The two most common joins when it comes to relational data are inner joins and left joins.

inner joins

For this section, import the “Dates and Days_2011_2012.xlsx” and “Dates and Days_2012_2013.xlsx” files. Store the first as on object DD_11_12 and the second as an object DD_12_13.

DD_11_12 <- read_excel("C:\\Users\\bmyers01\\Desktop\\My directory\\R\\Courses\\MSA 8105\\Dates and Days_2011_2012.xlsx")

DD_12_13 <- read_excel("C:\\Users\\bmyers01\\Desktop\\My directory\\R\\Courses\\MSA 8105\\Dates and Days_2012_2013.xlsx")

In order to create a common column with the DD_11_12 and D_12_13 tables, lets create a “date” column in the Bikes table.

Bikes %>%
  mutate(date = date(datetime)) -> Bikes

Let’s first do an inner_join between Bikes and DD_11_12.

Bikes %>%
  inner_join(DD_11_12, by = c("date" = "Date"))

Note that 10,886 rows and 15 columns were returned. This is because every date in the Bikes table had a match with the DD_11_12 table, and the new column of Week_day was brought over

Now, let’s do the same thing, but this time, with the DD_12_13 table.

Bikes %>%
  inner_join(DD_12_13, by = c("date" = "Date"))

Notice, this table only has 5,464 rows. This is because the only rows that match are those in the year 2012.

left joins

Now, let’s do a left join, where we’ll start with Bikes table, the join over DD_11_12.

Bikes %>%
  left_join(DD_11_12, by = c("date" = "Date"))

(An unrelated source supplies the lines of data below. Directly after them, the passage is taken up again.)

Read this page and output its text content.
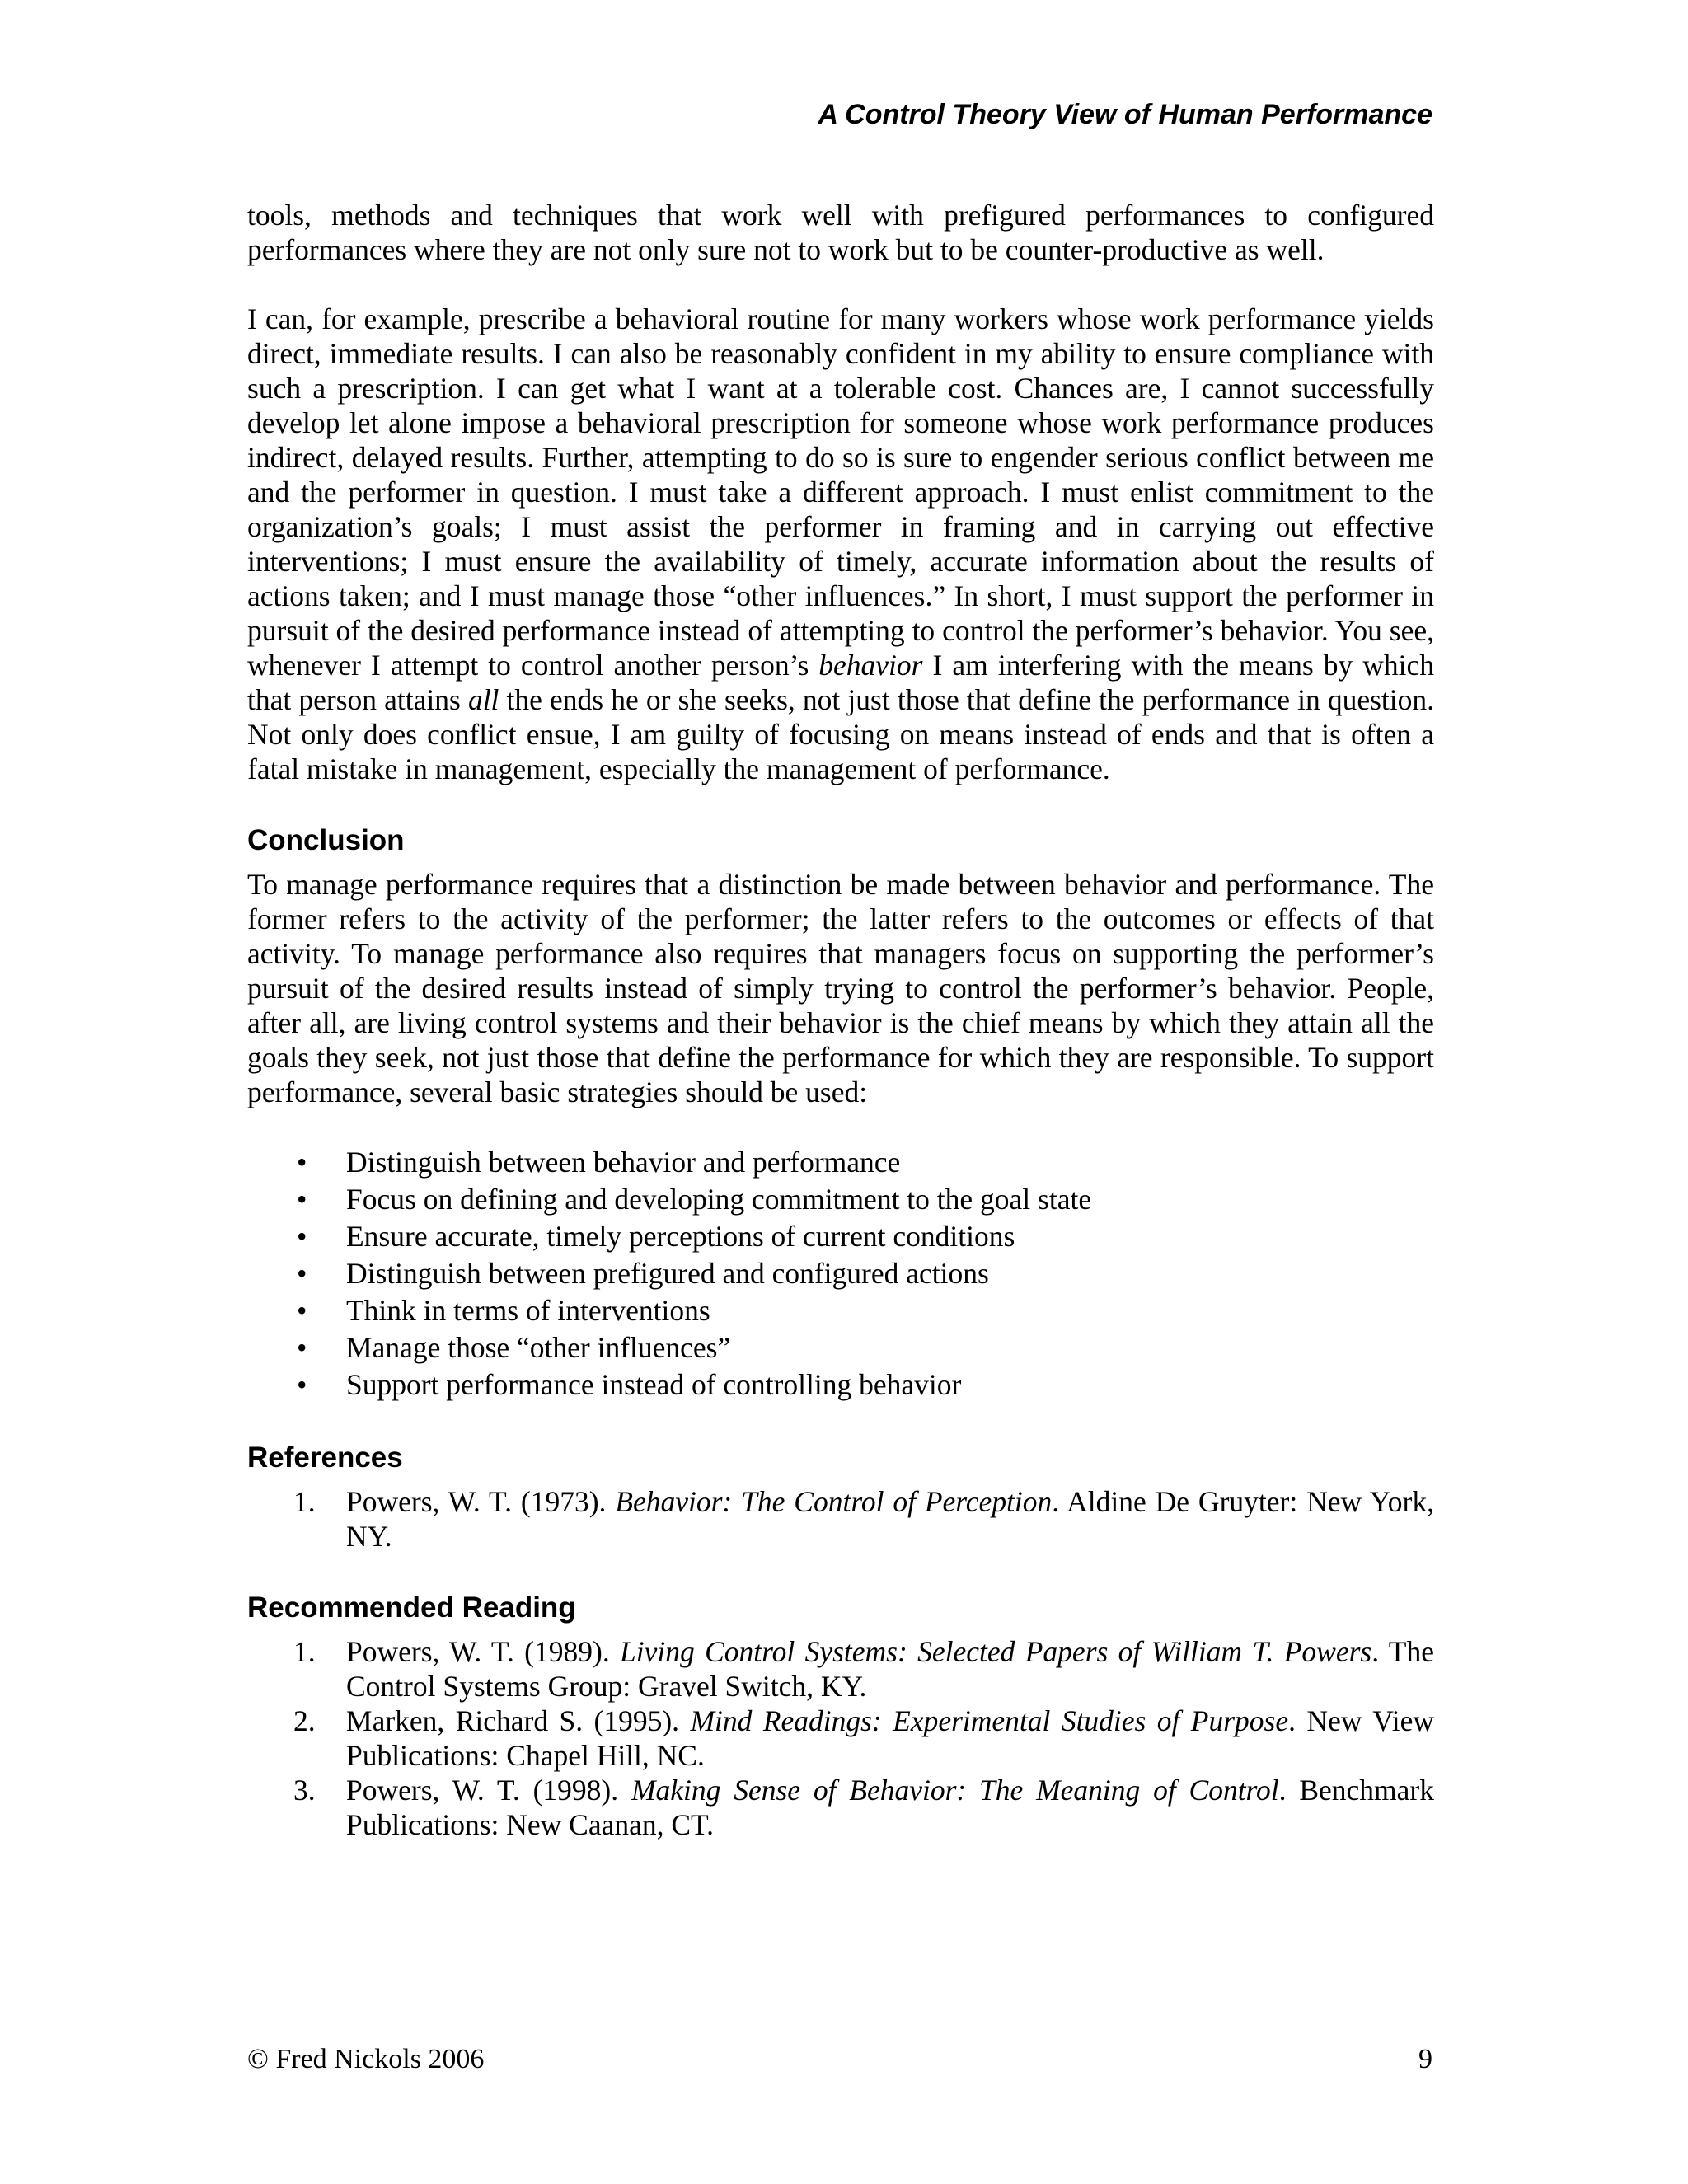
A Control Theory View of Human Performance

tools, methods and techniques that work well with prefigured performances to configured performances where they are not only sure not to work but to be counter-productive as well.

I can, for example, prescribe a behavioral routine for many workers whose work performance yields direct, immediate results. I can also be reasonably confident in my ability to ensure compliance with such a prescription. I can get what I want at a tolerable cost. Chances are, I cannot successfully develop let alone impose a behavioral prescription for someone whose work performance produces indirect, delayed results. Further, attempting to do so is sure to engender serious conflict between me and the performer in question. I must take a different approach. I must enlist commitment to the organization’s goals; I must assist the performer in framing and in carrying out effective interventions; I must ensure the availability of timely, accurate information about the results of actions taken; and I must manage those “other influences.” In short, I must support the performer in pursuit of the desired performance instead of attempting to control the performer’s behavior. You see, whenever I attempt to control another person’s behavior I am interfering with the means by which that person attains all the ends he or she seeks, not just those that define the performance in question. Not only does conflict ensue, I am guilty of focusing on means instead of ends and that is often a fatal mistake in management, especially the management of performance.

Conclusion

To manage performance requires that a distinction be made between behavior and performance. The former refers to the activity of the performer; the latter refers to the outcomes or effects of that activity. To manage performance also requires that managers focus on supporting the performer’s pursuit of the desired results instead of simply trying to control the performer’s behavior. People, after all, are living control systems and their behavior is the chief means by which they attain all the goals they seek, not just those that define the performance for which they are responsible. To support performance, several basic strategies should be used:

• Distinguish between behavior and performance
• Focus on defining and developing commitment to the goal state
• Ensure accurate, timely perceptions of current conditions
• Distinguish between prefigured and configured actions
• Think in terms of interventions
• Manage those “other influences”
• Support performance instead of controlling behavior
References
1. Powers, W. T. (1973). Behavior: The Control of Perception. Aldine De Gruyter: New York, NY.
Recommended Reading
1. Powers, W. T. (1989). Living Control Systems: Selected Papers of William T. Powers. The Control Systems Group: Gravel Switch, KY.
2. Marken, Richard S. (1995). Mind Readings: Experimental Studies of Purpose. New View Publications: Chapel Hill, NC.
3. Powers, W. T. (1998). Making Sense of Behavior: The Meaning of Control. Benchmark Publications: New Caanan, CT.
© Fred Nickols 2006	9
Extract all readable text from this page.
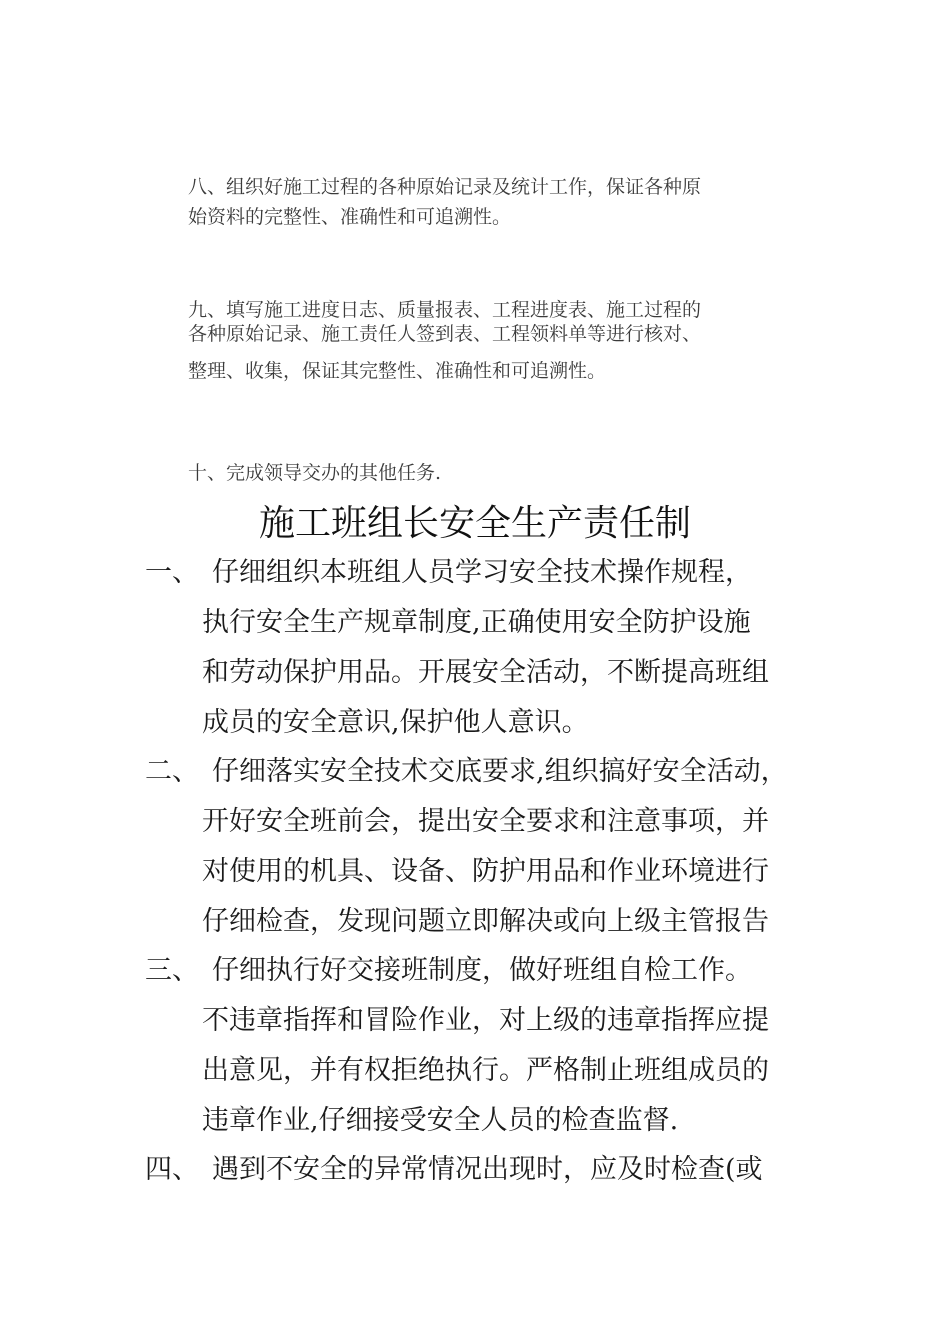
八、组织好施工过程的各种原始记录及统计工作，保证各种原
始资料的完整性、准确性和可追溯性。

九、填写施工进度日志、质量报表、工程进度表、施工过程的
各种原始记录、施工责任人签到表、工程领料单等进行核对、
整理、收集，保证其完整性、准确性和可追溯性。

十、完成领导交办的其他任务.

施工班组长安全生产责任制
一、 仔细组织本班组人员学习安全技术操作规程，
执行安全生产规章制度,正确使用安全防护设施
和劳动保护用品。开展安全活动，不断提高班组
成员的安全意识,保护他人意识。
二、 仔细落实安全技术交底要求,组织搞好安全活动，
开好安全班前会，提出安全要求和注意事项，并
对使用的机具、设备、防护用品和作业环境进行
仔细检查，发现问题立即解决或向上级主管报告
三、 仔细执行好交接班制度，做好班组自检工作。
不违章指挥和冒险作业，对上级的违章指挥应提
出意见，并有权拒绝执行。严格制止班组成员的
违章作业,仔细接受安全人员的检查监督.
四、 遇到不安全的异常情况出现时，应及时检查(或
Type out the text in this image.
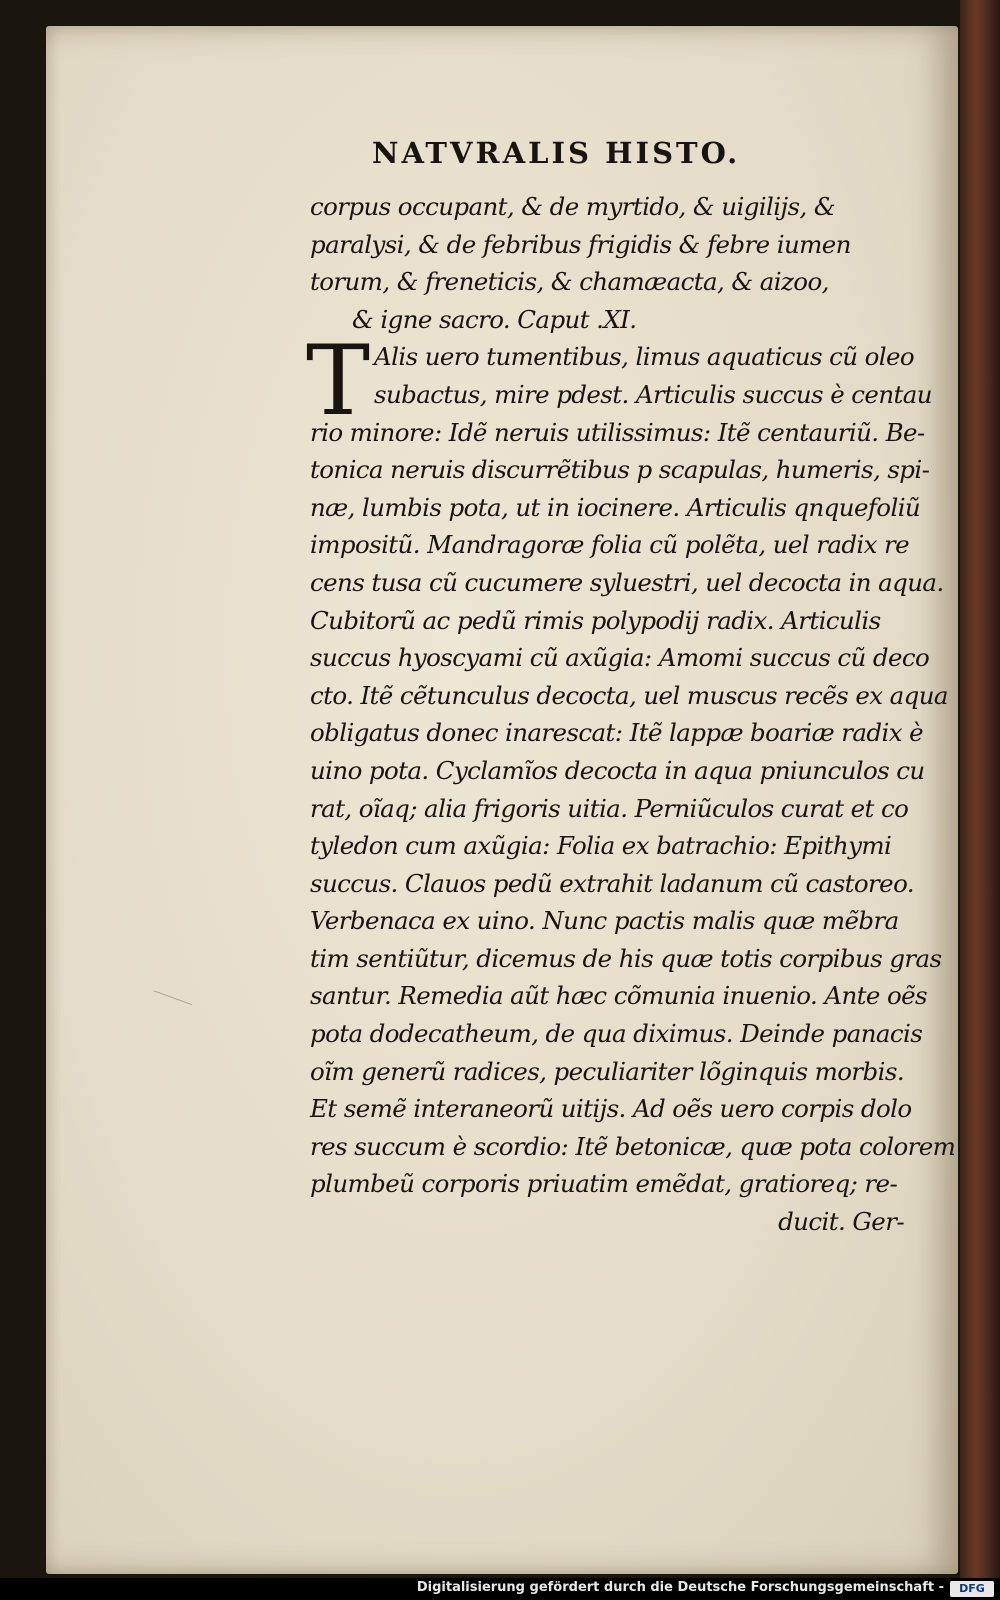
NATVRALIS HISTO.
⸻
T
corpus occupant, & de myrtido, & uigilijs, &
paralysi, & de febribus frigidis & febre iumen
torum, & freneticis, & chamæacta, & aizoo,
& igne sacro. Caput .XI.
Alis uero tumentibus, limus aquaticus cũ oleo
subactus, mire pdest. Articulis succus è centau
rio minore: Idẽ neruis utilissimus: Itẽ centauriũ. Be-
tonica neruis discurrẽtibus p scapulas, humeris, spi-
næ, lumbis pota, ut in iocinere. Articulis qnquefoliũ
impositũ. Mandragoræ folia cũ polẽta, uel radix re
cens tusa cũ cucumere syluestri, uel decocta in aqua.
Cubitorũ ac pedũ rimis polypodij radix. Articulis
succus hyoscyami cũ axũgia: Amomi succus cũ deco
cto. Itẽ cẽtunculus decocta, uel muscus recẽs ex aqua
obligatus donec inarescat: Itẽ lappæ boariæ radix è
uino pota. Cyclamĩos decocta in aqua pniunculos cu
rat, oĩaq; alia frigoris uitia. Perniũculos curat et co
tyledon cum axũgia: Folia ex batrachio: Epithymi
succus. Clauos pedũ extrahit ladanum cũ castoreo.
Verbenaca ex uino. Nunc pactis malis quæ mẽbra
tim sentiũtur, dicemus de his quæ totis corpibus gras
santur. Remedia aũt hæc cõmunia inuenio. Ante oẽs
pota dodecatheum, de qua diximus. Deinde panacis
oĩm generũ radices, peculiariter lõginquis morbis.
Et semẽ interaneorũ uitijs. Ad oẽs uero corpis dolo
res succum è scordio: Itẽ betonicæ, quæ pota colorem
plumbeũ corporis priuatim emẽdat, gratioreq; re-
ducit. Ger-
Digitalisierung gefördert durch die Deutsche Forschungsgemeinschaft -	DFG
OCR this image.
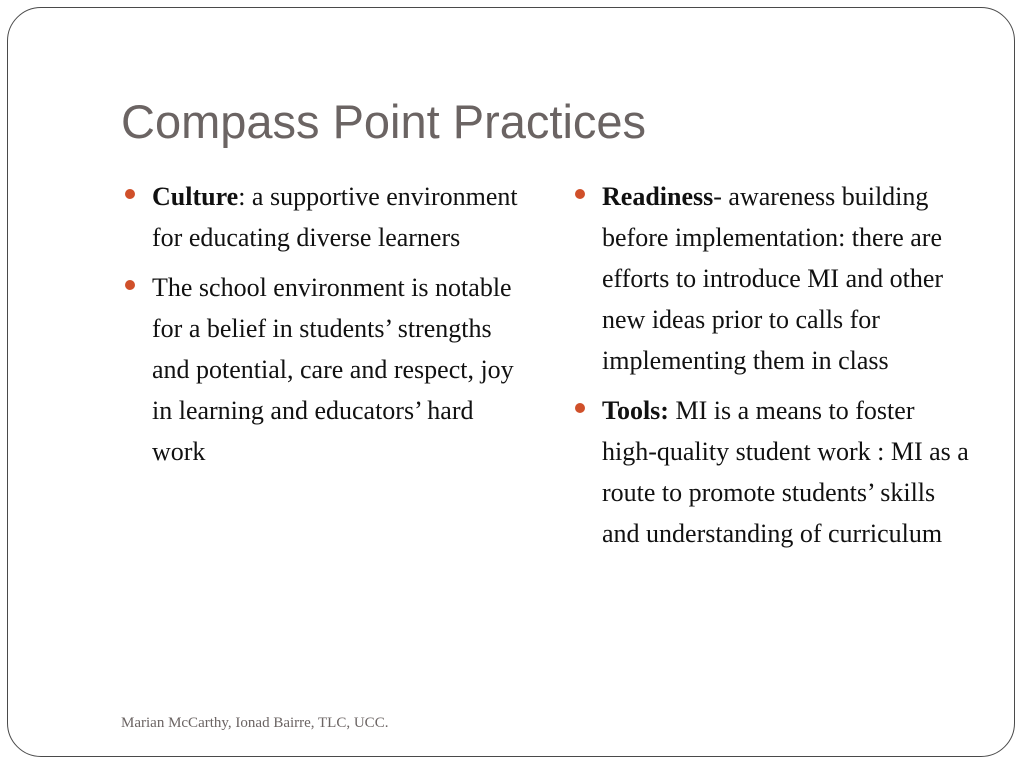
Compass Point Practices
Culture: a supportive environment for educating diverse learners
The school environment is notable for a belief in students’ strengths and potential, care and respect, joy in learning and educators’ hard work
Readiness- awareness building before implementation: there are efforts to introduce MI and other new ideas prior to calls for implementing them in class
Tools: MI is a means to foster high-quality student work : MI as a route to promote students’ skills and understanding of curriculum
Marian McCarthy, Ionad Bairre, TLC, UCC.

This yielded the exact same result as an inner join with Bikes and DD_11_12. This is because for every row in Bikes, there was a match in DD_11_12 and the new column “Week_day” was brought over.

Let’s now see what happens when we do a left join between Bikes and DD_12_13:

Bikes %>%
  left_join(DD_12_13, by = c("date" = "Date"))

While the dimensionality of the table is the same as when we left_join with DD_11_12, NAs occur for any date in Bikes that occured in 2011. This is because there was no match in the DD_12_13 file for these dates.

Joins when matching columns have the same column name.

Suppose we rename the “date” column in the Bikes table to “Date”.

Bikes %>%
  rename(Date = date) -> Bikes

Now you could do an inner join as follows:

Bikes %>%
  inner_join(DD_11_12)
## Joining, by = "Date"

And a left join as follows:

Bikes %>%
  left_join(DD_11_12)
## Joining, by = "Date"

Binding rows of two tables with matching columns

You can use the colnames() function to check out the column names of a table.

colnames(DD_11_12)
## [1] "Date"     "Week_day"
colnames(DD_12_13)
## [1] "Date"     "Week_day"

As you can see, the column names are the same.

Given that two tables have the same column names, you can bind the tables together, which is equivalent to “stacking them” on top of each other.

DD_11_12%>%
  bind_rows(DD_12_13)

As you can see, one combined table has now been formed.